Cultura

Salud por “mi briosa / raza de bailadores de jarabe”

  • Vesperal
  • Salud por “mi briosa / raza de bailadores de jarabe”
  • Tomás de Híjar Ornelas

A Carlos Martínez Assad,

jalisciense como el que más

Al tiempo que agoniza el 2021 y se dispone a nacer el 2022 se componen estos párrafos, dedicados a Jalisco y su capital, apelando todavía al centenario de la composición de ‘La suave patria’ y del reconocimiento que en ese contexto tuvo el arte popular mexicano gracias a la participación de los tapatíos Gerardo Murillo, Roberto Montenegro y Jorge Enciso, entre junio y septiembre de 1921, centenario de la consumación de la independencia de México.

Echamos mano para eso aquí al verso que dedicó a Jalisco –sin mencionarlo, pero con toda la intención de que así fuera– el vate jerezano Ramón López Velarde. Y es que ya para esas fechas la danza ‘jarabe’ gozaba de cabal salud gracias a la participación que en ello tuvo en 1870 el tapatío Jesús González Rubio (1804 – 1874), autor del Jarabe Tapatío (1870) y el éxito póstumo que alcanzó con esa danza a partir de 1910, luego de su presentación en el Teatro Coliseo de la capital de la república, que le dio sobre otros aires populares de aliento coreográfico un aliento que ya nadie le ha disputado.

El ‘Jarabe tapatío’ recupera la virtud que ya para entonces gozaba en el pueblo el gusto por el bailable sobre tarimas de madera encima de hoyos en el subsuelo y a cuenta de bailadores que terminarán vistiendo los trajes de charro y de china Poblana para interpretar una suerte de ritual de cortejo amatorio al tiempo que la pareja en contienda se fundan como lo hacen en el acto final.

La evocación que en la transición del 2021 al 2022 hacemos aquí del jarabe no es ociosa ni accidental. Nace de la necesidad de explicar un poco el protagonismo que alcanzó en su tiempo este lar –Jalisco y su capital Guadalajara– en la forja de lo es hoy México hace un siglo largo y lo que ha de afrontar en lo que le falta por recorrer desde tal nomenclatura.

Según nuestras cuentas, por circunstancias diversas, menos caprichosas y arbitrarias de los que con una visión simplificada conjeturamos, el laboratorio de la república mexicana alcanzó en Jalisco su expresión más diáfana gracias al engarce que en su capital tuvieron Oriente y Occidente desde las rutas del Galeón de Manila y de la Carrera de Indias, toda vez que desde la una produjo, gracias a la feria de Tepic, el artewixárika, y desde la otra, merced la experticia de los ceramistas de Tonalá y San Pedro Tlaquepaque, la loza de Guadalajara.

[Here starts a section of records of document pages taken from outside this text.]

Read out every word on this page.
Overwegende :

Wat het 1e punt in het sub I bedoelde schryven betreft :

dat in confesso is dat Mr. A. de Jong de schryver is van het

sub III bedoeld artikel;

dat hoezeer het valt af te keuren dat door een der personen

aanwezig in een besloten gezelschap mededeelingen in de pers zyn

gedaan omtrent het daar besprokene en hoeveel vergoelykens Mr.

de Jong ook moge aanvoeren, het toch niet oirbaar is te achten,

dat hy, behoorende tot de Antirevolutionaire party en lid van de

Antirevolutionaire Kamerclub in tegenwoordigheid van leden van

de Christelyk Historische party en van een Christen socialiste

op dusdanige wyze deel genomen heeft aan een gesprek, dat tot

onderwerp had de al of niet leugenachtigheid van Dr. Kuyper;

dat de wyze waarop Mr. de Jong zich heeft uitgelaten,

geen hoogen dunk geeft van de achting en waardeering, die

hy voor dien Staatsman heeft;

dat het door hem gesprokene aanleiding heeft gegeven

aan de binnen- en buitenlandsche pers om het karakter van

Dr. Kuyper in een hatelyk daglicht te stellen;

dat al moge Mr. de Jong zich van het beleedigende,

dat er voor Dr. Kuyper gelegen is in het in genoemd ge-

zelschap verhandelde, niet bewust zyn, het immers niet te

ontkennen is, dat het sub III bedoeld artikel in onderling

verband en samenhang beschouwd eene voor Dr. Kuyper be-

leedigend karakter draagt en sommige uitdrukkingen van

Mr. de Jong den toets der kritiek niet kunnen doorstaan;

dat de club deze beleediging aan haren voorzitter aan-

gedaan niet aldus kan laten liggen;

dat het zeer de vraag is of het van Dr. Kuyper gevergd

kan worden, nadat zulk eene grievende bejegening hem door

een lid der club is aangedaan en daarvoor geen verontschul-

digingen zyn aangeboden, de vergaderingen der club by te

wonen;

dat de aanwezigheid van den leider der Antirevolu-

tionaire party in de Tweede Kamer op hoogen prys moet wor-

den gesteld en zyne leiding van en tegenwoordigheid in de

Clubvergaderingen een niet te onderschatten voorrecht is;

En otras palabras, esta ciudad, fenicia para bien y para mal, ‘república de españoles’ en un archipiélago de ‘repúblicas de indios’ –sólo en la parroquia de Zapopan, en los vientos norte, noreste y noroeste llegaron a ser 15 de ellas en el siglo XVII, la de este nombre y las de Zoquipan, Tesistán, Nochistlanejo, Nextipac, Copala, San Juan de Ocotán, Jocotán, Mezquitán, Ixcatán, Atemajac, Santa Ana Xonacatlán, Epatlán, San Cristóbal de la Barranca y San Esteban–, se pudo fundir antes que en otros ámbitos de lo que hoy es México, la esencia de su cultura.

De modo que al cerrar este año de centenarios el saldo que nos deja haber sido la cuna del Imperio Mexicano –el 14 de junio celebramos el bicentenario de su nacimiento en el marco de la jura que del Plan de Independencia de la América Septentrional que de forma corporativa hizo antes que nadie la Diputación Provincial de Guadalajara en 1821– y del que se avecina respecto al nacimiento de la república mexicana –que nació por acá el 16 de junio de 1823–, nos sigue colocando, con todo lo que eso implica, como tajamar del primer puente globalizado que hubo en el mundo.